History of the Peloponnesian War

Thucydides

Thucydides, Vol. 1-4. Smith, Charles Foster, translator. London and Cambridge, MA: Heinemann and Harvard University Press, 1919-1923.

With these events in mind and recalling all that they knew of them by report, the Athenian people were in an ugly temper at this time and suspicious towards those who had incurred blame in the matter of the mysteries; and the whole thing seemed to them to have been done in connection with a conspiracy that aimed at an oligarchy or a tyranny.

So when, in consequence of their anger on this account, many noteworthy men were already imprisoned and there seemed to be no end of the matter, but day by day they were growing more savage and still more men were being arrested, then at last one of the men in confinement,[*](The orator Andocides, who gives his account of the matter in his speech De Mysteriis.
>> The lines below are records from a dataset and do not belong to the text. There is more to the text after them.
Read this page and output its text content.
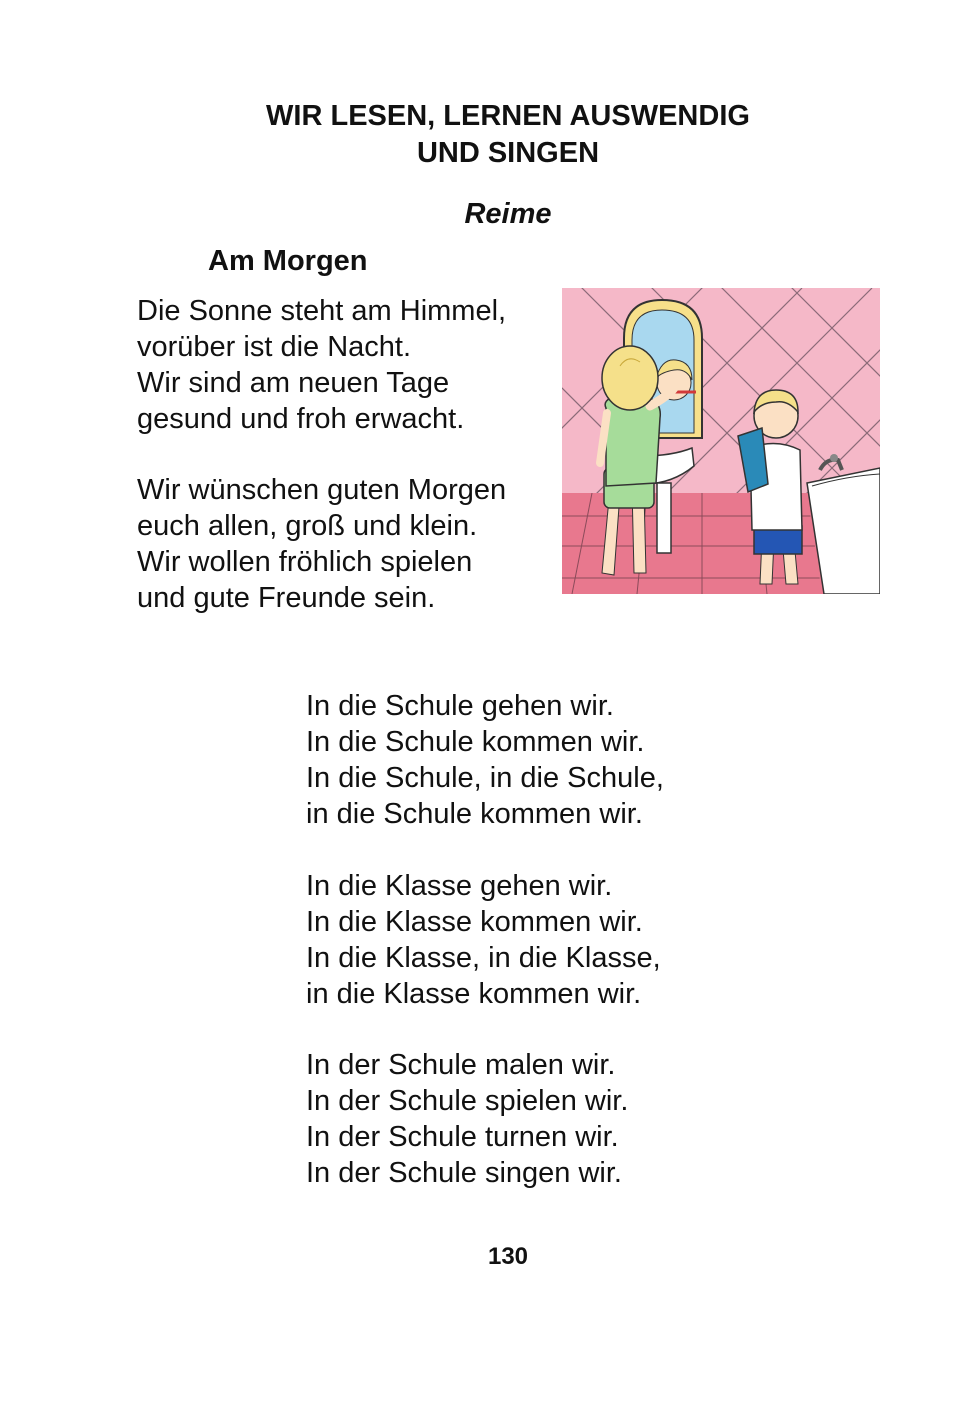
WIR LESEN, LERNEN AUSWENDIG
UND SINGEN
Reime
Am Morgen
Die Sonne steht am Himmel,
vorüber ist die Nacht.
Wir sind am neuen Tage
gesund und froh erwacht.
Wir wünschen guten Morgen
euch allen, groß und klein.
Wir wollen fröhlich spielen
und gute Freunde sein.
In die Schule gehen wir.
In die Schule kommen wir.
In die Schule, in die Schule,
in die Schule kommen wir.
In die Klasse gehen wir.
In die Klasse kommen wir.
In die Klasse, in die Klasse,
in die Klasse kommen wir.
In der Schule malen wir.
In der Schule spielen wir.
In der Schule turnen wir.
In der Schule singen wir.
130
The man who persuaded him was, according to Andocides, his cousin Charmides; according to Plutarch (Alcib. ii,), it was Timaeus.) the one in fact who was regarded as the most guilty, was persuaded by one of his fellow-prisoners to make a confession, which may have been true or not; for there are conjectures both ways, but no one has been able, either then or afterwards, to tell the truth with reference to those who did the deed.
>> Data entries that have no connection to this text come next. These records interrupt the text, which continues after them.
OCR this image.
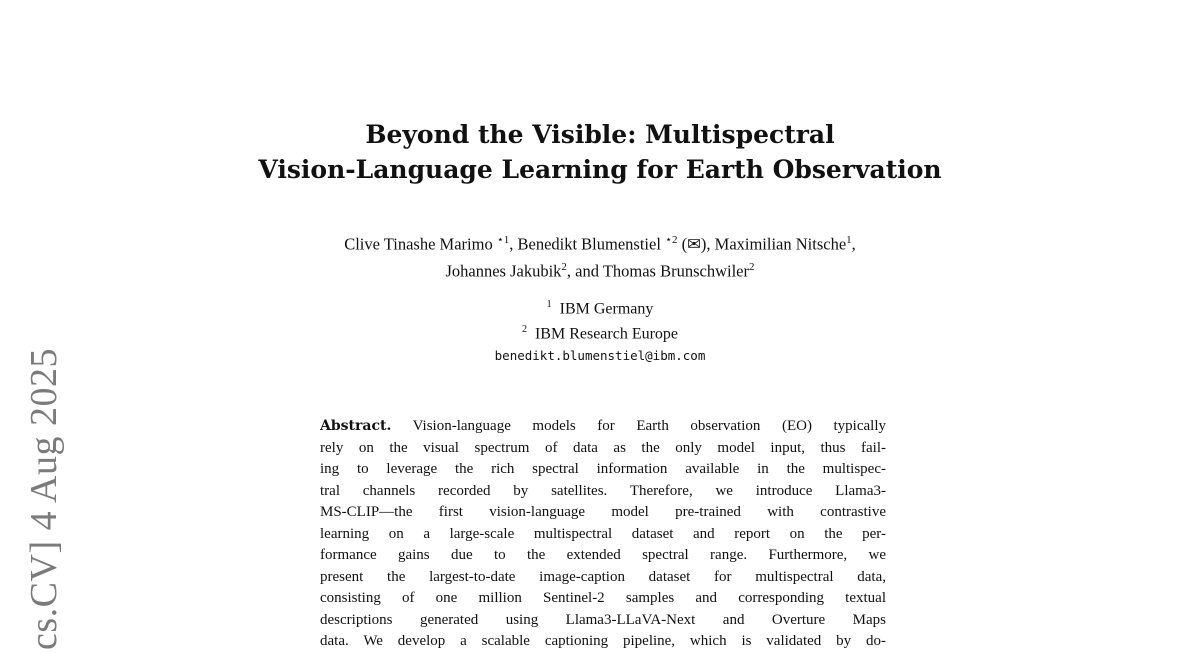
cs.CV] 4 Aug 2025
Beyond the Visible: Multispectral
Vision-Language Learning for Earth Observation
Clive Tinashe Marimo $^{⋆1}$, Benedikt Blumenstiel $^{⋆2}$ (✉), Maximilian Nitsche$^1$,
Johannes Jakubik$^2$, and Thomas Brunschwiler$^2$
$^1$ IBM Germany
$^2$ IBM Research Europe
benedikt.blumenstiel@ibm.com
Abstract. Vision-language models for Earth observation (EO) typically
rely on the visual spectrum of data as the only model input, thus fail-
ing to leverage the rich spectral information available in the multispec-
tral channels recorded by satellites. Therefore, we introduce Llama3-
MS-CLIP—the first vision-language model pre-trained with contrastive
learning on a large-scale multispectral dataset and report on the per-
formance gains due to the extended spectral range. Furthermore, we
present the largest-to-date image-caption dataset for multispectral data,
consisting of one million Sentinel-2 samples and corresponding textual
descriptions generated using Llama3-LLaVA-Next and Overture Maps
data. We develop a scalable captioning pipeline, which is validated by do-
At any rate, the other prisoner persuaded this man that, even if he had not done the deed, he ought, having first secured immunity,[*](ie. promise of a free pardon.) to save himself and free the state from the prevailing suspicion; for, he said, he had a surer chance of saving his life by confessing, with the promise of immunity, than by denying the charge and undergoing trial.
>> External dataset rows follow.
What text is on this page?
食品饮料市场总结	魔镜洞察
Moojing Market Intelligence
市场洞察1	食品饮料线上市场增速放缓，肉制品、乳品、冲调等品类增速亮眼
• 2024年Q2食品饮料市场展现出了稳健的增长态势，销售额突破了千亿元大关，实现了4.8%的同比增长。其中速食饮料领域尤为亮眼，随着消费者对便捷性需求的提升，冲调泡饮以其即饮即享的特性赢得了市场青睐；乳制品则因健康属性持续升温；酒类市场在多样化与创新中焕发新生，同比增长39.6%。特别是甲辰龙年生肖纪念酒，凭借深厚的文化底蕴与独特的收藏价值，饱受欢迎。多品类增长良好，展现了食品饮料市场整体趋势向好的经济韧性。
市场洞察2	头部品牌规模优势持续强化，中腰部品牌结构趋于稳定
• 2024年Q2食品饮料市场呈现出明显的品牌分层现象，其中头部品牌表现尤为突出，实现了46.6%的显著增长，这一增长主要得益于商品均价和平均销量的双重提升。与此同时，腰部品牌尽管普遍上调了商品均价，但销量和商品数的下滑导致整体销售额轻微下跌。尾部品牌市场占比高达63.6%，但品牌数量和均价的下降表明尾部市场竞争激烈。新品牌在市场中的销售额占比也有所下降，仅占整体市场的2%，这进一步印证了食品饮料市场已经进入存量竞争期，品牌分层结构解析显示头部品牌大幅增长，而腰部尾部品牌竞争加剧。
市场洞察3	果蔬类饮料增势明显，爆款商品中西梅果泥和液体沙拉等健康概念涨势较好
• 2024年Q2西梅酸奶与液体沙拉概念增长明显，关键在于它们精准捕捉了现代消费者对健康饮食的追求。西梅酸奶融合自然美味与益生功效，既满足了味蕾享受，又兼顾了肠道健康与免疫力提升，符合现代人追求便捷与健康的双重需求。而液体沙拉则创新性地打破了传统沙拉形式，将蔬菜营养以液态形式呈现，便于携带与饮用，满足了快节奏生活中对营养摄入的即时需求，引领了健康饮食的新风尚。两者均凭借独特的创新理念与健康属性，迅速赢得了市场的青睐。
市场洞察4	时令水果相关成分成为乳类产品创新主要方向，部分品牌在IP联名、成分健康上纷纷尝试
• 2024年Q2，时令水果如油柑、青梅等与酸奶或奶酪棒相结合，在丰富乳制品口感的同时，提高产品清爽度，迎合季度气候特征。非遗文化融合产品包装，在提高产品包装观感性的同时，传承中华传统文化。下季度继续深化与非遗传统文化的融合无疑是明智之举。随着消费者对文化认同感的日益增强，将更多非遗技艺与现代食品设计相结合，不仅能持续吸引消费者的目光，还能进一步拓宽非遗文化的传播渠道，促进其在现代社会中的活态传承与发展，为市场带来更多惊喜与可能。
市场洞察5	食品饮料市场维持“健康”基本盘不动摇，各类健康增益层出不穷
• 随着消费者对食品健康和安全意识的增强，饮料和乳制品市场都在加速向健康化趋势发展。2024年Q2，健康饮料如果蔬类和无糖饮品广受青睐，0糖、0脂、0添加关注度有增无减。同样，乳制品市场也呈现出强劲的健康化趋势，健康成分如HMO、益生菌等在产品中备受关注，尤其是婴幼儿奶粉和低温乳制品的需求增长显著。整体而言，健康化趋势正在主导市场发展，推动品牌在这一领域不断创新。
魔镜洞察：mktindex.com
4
Accordingly he informed against himself and others in the affair of the Hermae; and the people, delighted at getting the truth, as they thought, and already making much ado that they should not discover those who were plotting against the democracy, at once set free the informer and with him all the rest whom he had not denounced; but with regard to those who were accused they instituted trials and put to death all who had been arrested, while on those who had fled they passed sentence of death, offering a reward in money to anyone who killed them.

And in all this it was uncertain whether those who suffered had not been punished unjustly; the city at large, however, at the time was clearly benefited.